Where do blackhole lookups go?

Blackhole servers are a curious necessisty of the internet's domain name system designed to prevent traffic with private IP addresses propagating on to the internet as a whole.

Lets consider a mail gateway named spice.example.net wanting to send mail to woodchuck.everything2.com.

spice contacts its local DNS server, which either knows the relevant IP for woodchuck.everything2.com, or refers the request to a more authoratative source. Lets say it refers to ns1.everything2.com which gives the correct IP for the machine woodchuck. The mail is sent and all is well.

Now suppose woodchuck wants to know the hostname of the machine its receiving mail from, to inform the receiver of the mail who it came from. It therefore does a reverse lookup of the IP address. To do this it inverts the IP address (say 202.11.43.9) and appends the reverse lookup domain. The new query is for 9.43.11.202.in-addr.arpa.

The authoratative response for this will of course be the record for spice.example.net. This request was usually cached by a more local DNS server, but occasionally querying a root DNS server may be required.

All well and good then? Consider what happens if woodchuck gets a packet of the local network, say from source IP 192.168.0.23. Ordinarily the local network infrastructure of everything2.com would recognise this and resolve it correctly. Lookups of internal addresses should not have to be handled by the wider internet. Ultimately no private IP traffic (192.168.x.x) should spill on to the public internet. However if things at everything2.com are a bit broken then reverse lookup of a local address could be a problem. Fortunately this is where blackhole servers come in to effect. Any lookup for a private address (eg. 23.0.168.192-in-addr.arpa.) is dealt with by a blackhole server as an authoratative response.

This has three immediate benefits and inummerable side effects
  • DNS servers don't get swamped handling bad requests as each blackhole server gives an authoratative response so the request doesn't propagate further to a root server
  • The address resolves to an IP that munches all traffic it receives and does nothing about it - see later
  • Prevents pollution of DNS by ensuring all servers refer private IP reverse-lookups to a blackhole server and NOT a live machine
The first part merely reduces network congestion caused by badly configured hosts - ensuring that reverse lookups to private IP's get a response quickly, affecting as few machines as possible.

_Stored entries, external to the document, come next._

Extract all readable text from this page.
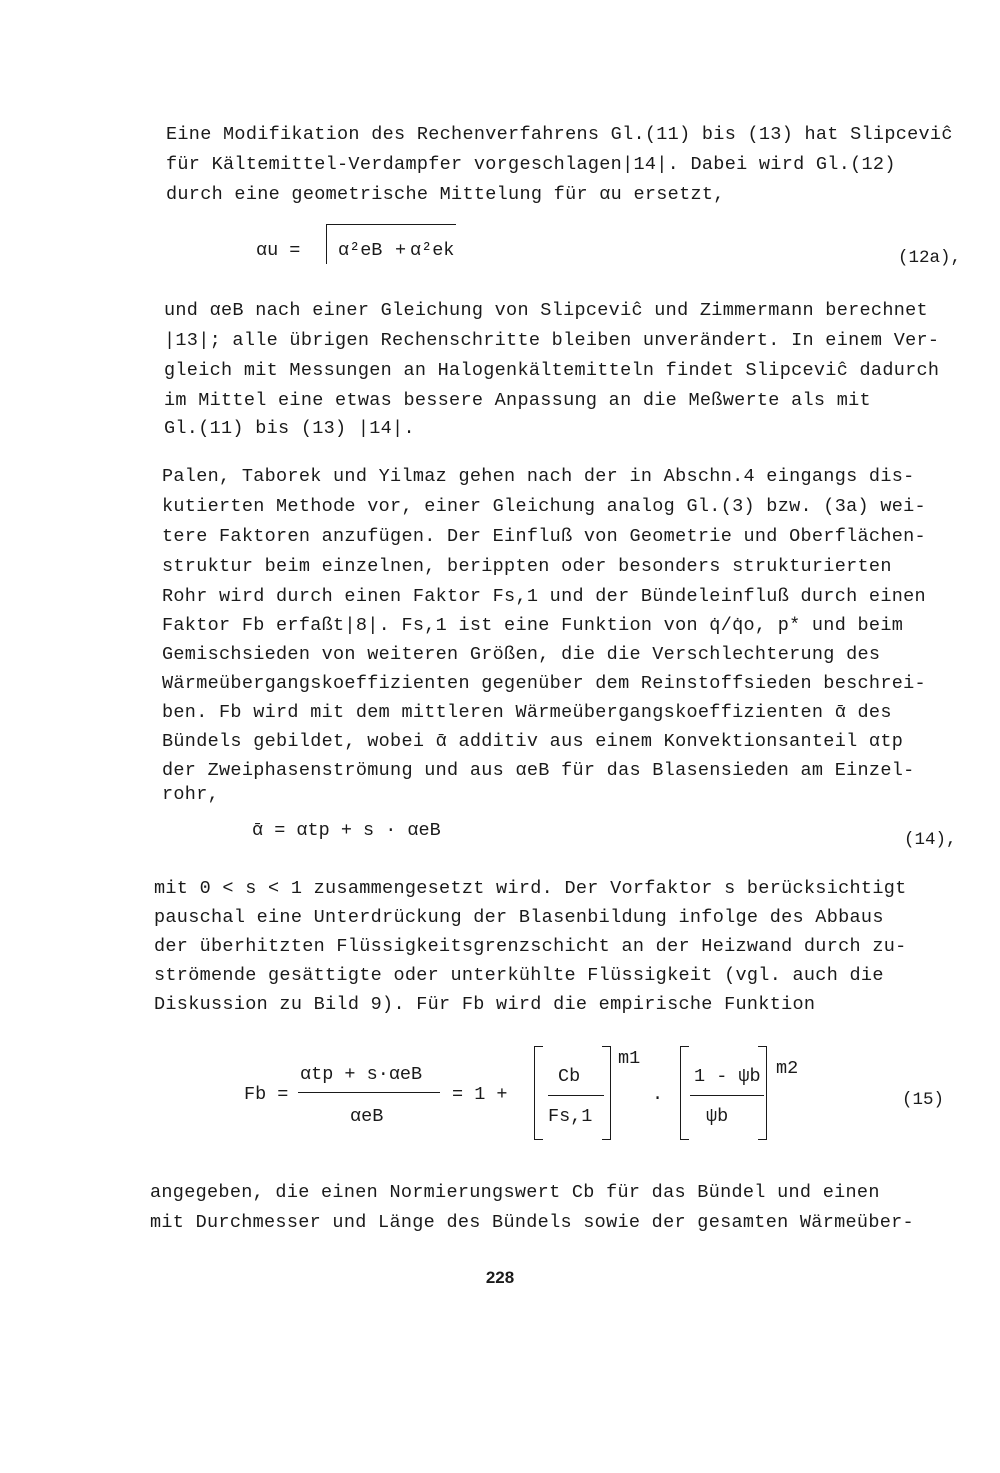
Eine Modifikation des Rechenverfahrens Gl.(11) bis (13) hat Slipceviĉ
für Kältemittel-Verdampfer vorgeschlagen|14|. Dabei wird Gl.(12)
durch eine geometrische Mittelung für αu ersetzt,
αu = α²eB + α²ek	(12a),
und αeB nach einer Gleichung von Slipceviĉ und Zimmermann berechnet
|13|; alle übrigen Rechenschritte bleiben unverändert. In einem Ver-
gleich mit Messungen an Halogenkältemitteln findet Slipceviĉ dadurch
im Mittel eine etwas bessere Anpassung an die Meßwerte als mit
Gl.(11) bis (13) |14|.
Palen, Taborek und Yilmaz gehen nach der in Abschn.4 eingangs dis-
kutierten Methode vor, einer Gleichung analog Gl.(3) bzw. (3a) wei-
tere Faktoren anzufügen. Der Einfluß von Geometrie und Oberflächen-
struktur beim einzelnen, berippten oder besonders strukturierten
Rohr wird durch einen Faktor Fs,1 und der Bündeleinfluß durch einen
Faktor Fb erfaßt|8|. Fs,1 ist eine Funktion von q̇/q̇o, p* und beim
Gemischsieden von weiteren Größen, die die Verschlechterung des
Wärmeübergangskoeffizienten gegenüber dem Reinstoffsieden beschrei-
ben. Fb wird mit dem mittleren Wärmeübergangskoeffizienten ᾱ des
Bündels gebildet, wobei ᾱ additiv aus einem Konvektionsanteil αtp
der Zweiphasenströmung und aus αeB für das Blasensieden am Einzel-
rohr,
ᾱ = αtp + s · αeB	(14),
mit 0 < s < 1 zusammengesetzt wird. Der Vorfaktor s berücksichtigt
pauschal eine Unterdrückung der Blasenbildung infolge des Abbaus
der überhitzten Flüssigkeitsgrenzschicht an der Heizwand durch zu-
strömende gesättigte oder unterkühlte Flüssigkeit (vgl. auch die
Diskussion zu Bild 9). Für Fb wird die empirische Funktion
Fb =
αtp + s·αeB
αeB
= 1 +
Cb
Fs,1
m1
·
1 - ψb
ψb
m2
(15)
angegeben, die einen Normierungswert Cb für das Bündel und einen
mit Durchmesser und Länge des Bündels sowie der gesamten Wärmeüber-
228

The second ensures malformed traffic is disposed of and not routed to an incorrect host (bad if the incorrect host doesn't want the traffic, double bad if the contents were confidential and/or unencrypted).

Blackhole servers have more uses than merely reducing DNS pollution however - mail servers use them a lot to determine if to forward mail. A quick reverse lookup to a network specialising in e-mail abuse lets it decide if mail from that host should be trusted. An example would be blackholes.mail-abuse.org

Most of this is fairly redundant since most gateways refuse to route packets with addresses confined to a prviate network block. Despite this the IANA blackhole servers handle many thousands of requests at a time. If you see DNS requests on your network being answered by an IANA blackhole server, you may want to take a serious look at how things are setup.

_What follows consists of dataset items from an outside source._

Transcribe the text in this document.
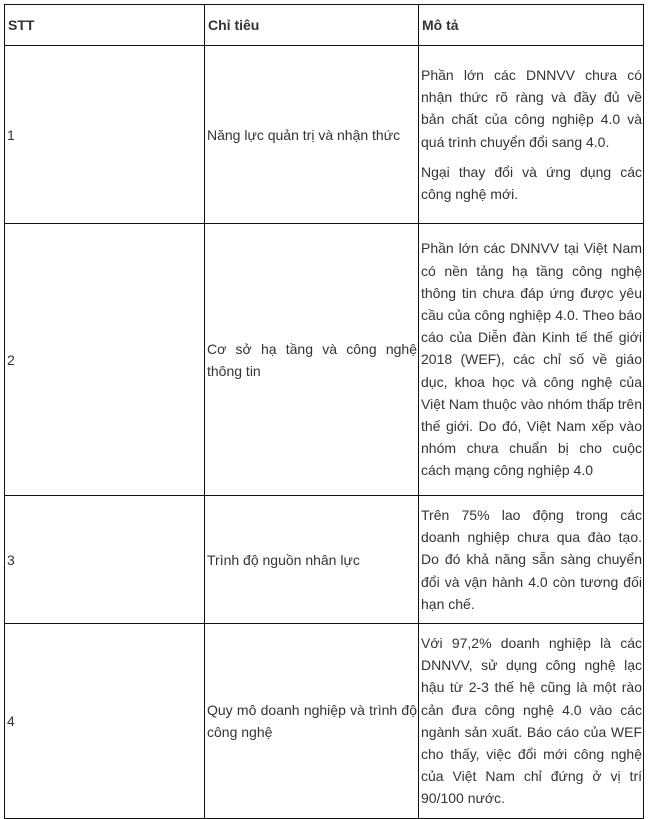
STT	Chỉ tiêu	Mô tả
1	Năng lực quản trị và nhận thức	Phần lớn các DNNVV chưa có nhận thức rõ ràng và đầy đủ về bản chất của công nghiệp 4.0 và quá trình chuyển đổi sang 4.0.

Ngại thay đổi và ứng dụng các công nghệ mới.

2	Cơ sở hạ tầng và công nghệ thông tin	Phần lớn các DNNVV tại Việt Nam có nền tảng hạ tầng công nghệ thông tin chưa đáp ứng được yêu cầu của công nghiệp 4.0. Theo báo cáo của Diễn đàn Kinh tế thế giới 2018 (WEF), các chỉ số về giáo dục, khoa học và công nghệ của Việt Nam thuộc vào nhóm thấp trên thế giới. Do đó, Việt Nam xếp vào nhóm chưa chuẩn bị cho cuộc cách mạng công nghiệp 4.0

3	Trình độ nguồn nhân lực	Trên 75% lao động trong các doanh nghiệp chưa qua đào tạo. Do đó khả năng sẵn sàng chuyển đổi và vận hành 4.0 còn tương đối hạn chế.

4	Quy mô doanh nghiệp và trình độ công nghệ	Với 97,2% doanh nghiệp là các DNNVV, sử dụng công nghệ lạc hậu từ 2-3 thế hệ cũng là một rào cản đưa công nghệ 4.0 vào các ngành sản xuất. Báo cáo của WEF cho thấy, việc đổi mới công nghệ của Việt Nam chỉ đứng ở vị trí 90/100 nước.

In short, DNS blackhole servers work quietly in the background, clearing up the trash when other people don't play nice.

NB: Yes, mail usually does contain a FROM: field, but many servers lookup and record the hostname anyway - mainly for tracing abuse and blocking open relays.

Please don't try either of these machines for connections - neither (should) exist. The exmaple.net domain is reserved and everything2.com doesn't have a machine named woodchuck (yet).